On the ice, senior Sara Tusken shows off her skills during practice. Tusken practices nearly every day after school. She practices at the Crossover. (Chelsea Perez)

The Crossover offers freestyle sessions on the rinks that allow for figure skaters to practice their technique. Tusken has performed both solos and duets with her students there.

“I don’t think people realize how much work [figure skating] takes,” Tusken said. “People make it look so easy but it’s actually so hard. We still fall down so many times and we get injured. What it takes to get that single performance is crazy. Skates are super sensitive like you need the perfect blade [and] the perfect boots. Small details matter a lot in performances.”

Tusken had the opportunity to choreograph some of her own numbers in Japan because she didn’t have a coach. A program is a part of the competition that skaters are judged on. Besides performing programs created by her coaches, Tusken has also created three programs by herself.

“It can be hard [to choreograph] because you want something that looks good on you and feels right for you,” Tusken said. “You still have to meet the requirements and you still want to express yourself. It depends on you because some people can’t do choreography at all and some are really good. It depends on what you like. I like choreography and it’s fun, you can do what you want. You can make your world.”

According to the U.S. Olympic and Paralympic Museum, figure skating debuted as a sport in the 1908 Summer Olympics and later became a part of the winter sports in 1924. Tusken watches professional figure skaters at performances and competitions to cultivate her craft further. Tusken had the opportunity to watch Skate America in October after they did competitions in Canada, Japan, France, Italy and the United States.
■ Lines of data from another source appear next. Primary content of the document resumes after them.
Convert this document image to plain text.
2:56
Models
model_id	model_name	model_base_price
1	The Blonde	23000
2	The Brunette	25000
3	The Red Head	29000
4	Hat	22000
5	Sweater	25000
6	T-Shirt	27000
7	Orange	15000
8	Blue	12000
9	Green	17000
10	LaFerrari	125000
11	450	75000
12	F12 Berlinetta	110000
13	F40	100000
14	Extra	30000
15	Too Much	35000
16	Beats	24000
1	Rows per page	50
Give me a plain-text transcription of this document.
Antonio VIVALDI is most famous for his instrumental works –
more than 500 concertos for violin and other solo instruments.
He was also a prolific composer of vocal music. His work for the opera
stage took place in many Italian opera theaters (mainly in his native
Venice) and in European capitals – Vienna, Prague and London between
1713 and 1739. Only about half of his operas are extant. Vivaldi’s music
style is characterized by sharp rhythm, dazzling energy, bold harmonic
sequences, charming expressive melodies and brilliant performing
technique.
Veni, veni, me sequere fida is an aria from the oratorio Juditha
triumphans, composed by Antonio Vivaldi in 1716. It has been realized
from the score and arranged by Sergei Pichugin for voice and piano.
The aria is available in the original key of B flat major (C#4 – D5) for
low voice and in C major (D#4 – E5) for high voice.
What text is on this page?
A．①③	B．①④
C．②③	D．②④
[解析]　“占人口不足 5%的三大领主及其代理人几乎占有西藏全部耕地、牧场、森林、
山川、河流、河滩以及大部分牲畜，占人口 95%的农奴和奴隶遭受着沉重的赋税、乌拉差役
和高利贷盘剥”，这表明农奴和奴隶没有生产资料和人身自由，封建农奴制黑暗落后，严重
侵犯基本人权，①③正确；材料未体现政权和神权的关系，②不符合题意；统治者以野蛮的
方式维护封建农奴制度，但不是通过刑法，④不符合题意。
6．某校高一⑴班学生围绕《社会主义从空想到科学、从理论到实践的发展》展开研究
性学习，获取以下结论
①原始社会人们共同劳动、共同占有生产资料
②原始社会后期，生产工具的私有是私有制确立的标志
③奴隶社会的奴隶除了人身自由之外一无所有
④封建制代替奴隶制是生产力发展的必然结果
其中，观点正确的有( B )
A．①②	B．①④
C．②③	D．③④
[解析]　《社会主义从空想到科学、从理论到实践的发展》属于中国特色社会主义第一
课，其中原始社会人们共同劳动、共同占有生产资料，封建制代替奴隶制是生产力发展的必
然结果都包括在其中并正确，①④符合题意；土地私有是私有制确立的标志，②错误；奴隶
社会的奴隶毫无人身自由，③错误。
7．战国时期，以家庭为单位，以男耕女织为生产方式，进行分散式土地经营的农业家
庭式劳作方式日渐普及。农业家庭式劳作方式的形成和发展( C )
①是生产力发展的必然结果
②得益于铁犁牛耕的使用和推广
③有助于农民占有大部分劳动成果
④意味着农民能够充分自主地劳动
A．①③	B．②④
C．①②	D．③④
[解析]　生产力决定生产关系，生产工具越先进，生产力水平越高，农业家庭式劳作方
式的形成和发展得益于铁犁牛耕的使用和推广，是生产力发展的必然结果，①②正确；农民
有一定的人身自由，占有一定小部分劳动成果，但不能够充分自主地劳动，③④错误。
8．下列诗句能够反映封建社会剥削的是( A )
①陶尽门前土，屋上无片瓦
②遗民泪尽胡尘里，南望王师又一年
The Skate America competition was in Dallas this year.

“Moving [to the United States], I didn’t really have anything else,” Tusken said. “I couldn’t speak with friends and on the ice, it doesn’t matter at all. I met my coach a couple years ago and she went to Olympics and she’s also Japanese. She’s the best person that you’ll ever meet, she’s so passionate about it. She cares so much about other people and I admire her so much, [she] keeps me motivated and I’m a lot more passionate about it.”

After moving from Japan sophomore year and being in a figure skating club there, Tusken found comfort with skating here.

“I think it’s really important to have a passion,” Tusken said. “I can’t imagine not having any passion for anything because my life is all skating right now. I want to go as high as I can because I’ve spent so much money and so much time on it since I’ve started. It has taught me so much. It is always there. I wake up and I’m excited to skate. I want to do it. I think I’m lucky and I hope everybody has that in some sort of way.”